Why you should care
Because even in the age of Facebook, we still want some privacy.
At an old job in New York, one OZY editor and all her female colleagues covered their laptop cameras with yellow Post-its. Each had had one too many creepy experiences with an overly friendly IT guy. Call them paranoid, but maybe they were just prepared. In one study, researchers at the University of California, Berkeley found:
of people know when their computer is recording them.

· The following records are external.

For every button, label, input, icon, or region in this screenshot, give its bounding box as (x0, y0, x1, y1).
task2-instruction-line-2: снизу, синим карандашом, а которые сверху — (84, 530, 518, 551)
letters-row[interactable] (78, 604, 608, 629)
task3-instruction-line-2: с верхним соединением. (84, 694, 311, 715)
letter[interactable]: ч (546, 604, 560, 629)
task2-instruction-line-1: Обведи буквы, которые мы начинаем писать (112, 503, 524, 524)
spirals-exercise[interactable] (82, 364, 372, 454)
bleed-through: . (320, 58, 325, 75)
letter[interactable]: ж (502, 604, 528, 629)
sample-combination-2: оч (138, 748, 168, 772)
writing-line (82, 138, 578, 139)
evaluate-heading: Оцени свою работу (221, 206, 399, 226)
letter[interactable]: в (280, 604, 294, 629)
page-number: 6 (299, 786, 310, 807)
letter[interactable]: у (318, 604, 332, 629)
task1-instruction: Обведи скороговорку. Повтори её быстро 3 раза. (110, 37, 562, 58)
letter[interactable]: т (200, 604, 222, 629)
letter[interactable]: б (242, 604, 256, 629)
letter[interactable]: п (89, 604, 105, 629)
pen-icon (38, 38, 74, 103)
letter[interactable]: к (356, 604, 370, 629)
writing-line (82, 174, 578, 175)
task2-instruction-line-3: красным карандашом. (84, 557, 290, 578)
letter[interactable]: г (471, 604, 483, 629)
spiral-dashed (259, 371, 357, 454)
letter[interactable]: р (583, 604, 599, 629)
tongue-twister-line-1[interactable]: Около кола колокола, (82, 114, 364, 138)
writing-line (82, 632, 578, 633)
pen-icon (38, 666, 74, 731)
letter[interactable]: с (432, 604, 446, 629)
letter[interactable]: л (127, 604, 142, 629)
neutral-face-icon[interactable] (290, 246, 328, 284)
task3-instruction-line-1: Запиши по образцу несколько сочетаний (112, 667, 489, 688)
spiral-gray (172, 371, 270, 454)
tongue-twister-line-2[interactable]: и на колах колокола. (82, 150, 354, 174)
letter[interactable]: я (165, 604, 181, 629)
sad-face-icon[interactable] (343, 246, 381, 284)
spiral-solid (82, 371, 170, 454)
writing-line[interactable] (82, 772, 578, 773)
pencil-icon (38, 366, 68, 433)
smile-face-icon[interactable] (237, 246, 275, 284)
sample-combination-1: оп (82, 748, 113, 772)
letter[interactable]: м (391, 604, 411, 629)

Rebecca Portnoff, the lead researcher, happened across some Web forums that discussed things like webcam hijacking. “Obviously creeped out,” she wanted to figure out a defense for the public. She and the other researchers had 98 people sit at a computer and perform two tasks — one computer-based, the other paper-based. During the session, the webcam would activate and record a 10-second video, also activating the computer’s camera indicator light. Less than half of everyone working on his or her computer didn’t notice when the light was on. Even worse? Only 5 percent noticed the light when they were distracted by filling out a paper questionnaire. This is problematic because most computer spying happens when people are in front of their computer but not actually using it. Noticing the indicator light doesn’t do much, though: The researchers also found that a majority of the participants had no clue what the light even meant.
Hackers conduct this wizardry through Remote Administration Tools, or RATs, which are just as nasty as the beady-eyed rodents. RATs allow a person anywhere in the world to do sinister things on your laptop like commandeer the camera or rifle through your files and photos — all by tricking you into downloading a program. Some criminals use these “Swiss army knives of cybercrime,” as cybersecurity firm Lancope’s threat intelligence expert Gavin Reid calls them, for “sextortion,” which is pretty much what it sounds like: Creeps film videos or take photos of unsuspecting people undressing or having sex and then threaten to release the recordings if the victims don’t pay a ransom. It’s similar to what the FBI calls “ransomware”: An attacker overtakes your computer, turns on your webcam and demands payment to restore control of your device. Hackers not-so-affectionately refer to the unwitting performers as their “slaves” in online forums or websites dedicated to the display of the ill-gotten acquisitions. Reid says this happens all too commonly.
Portnoff says there aren’t reliable statistics on how many people are being recorded without their knowledge, but the effects can be devastating. She adds, “The ones who you hear about are the ones who get caught.” Last year, the FBI estimated around 700,000 people had been victims of just one RATs program created by a couple of 20-somethings and sold online for $40. Nick Buchholz, senior threat researcher at computer security company Damballa, says he wouldn’t be surprised to see more and more RATs created that allow hackers to initiate chats, stream video or take snapshots. It’s like the Chatroulette you didn’t sign up for.
All is not lost, however. Portnoff’s study also looked at ways to get people to notice when their webcam is on. A giant, red, flashing camera symbol on the screen helped. Portnoff hopes the computer industry will adopt more proactive warnings like hers. Unfortunately, noticing your indicator light isn’t enough to guarantee someone isn’t spying on you: It’s possible to activate a laptop’s little camera without detection, according to Reid. Pulling off that trick, though, says Portnoff, is the hacker “holy grail.” So what does Portnoff herself do? “I keep a sliding sticky device over my webcam. And make sure my anti-virus is up to date.” The cybersecurity experts suggest you do the same. (Paranoid OZY editor, consider yourself vindicated.)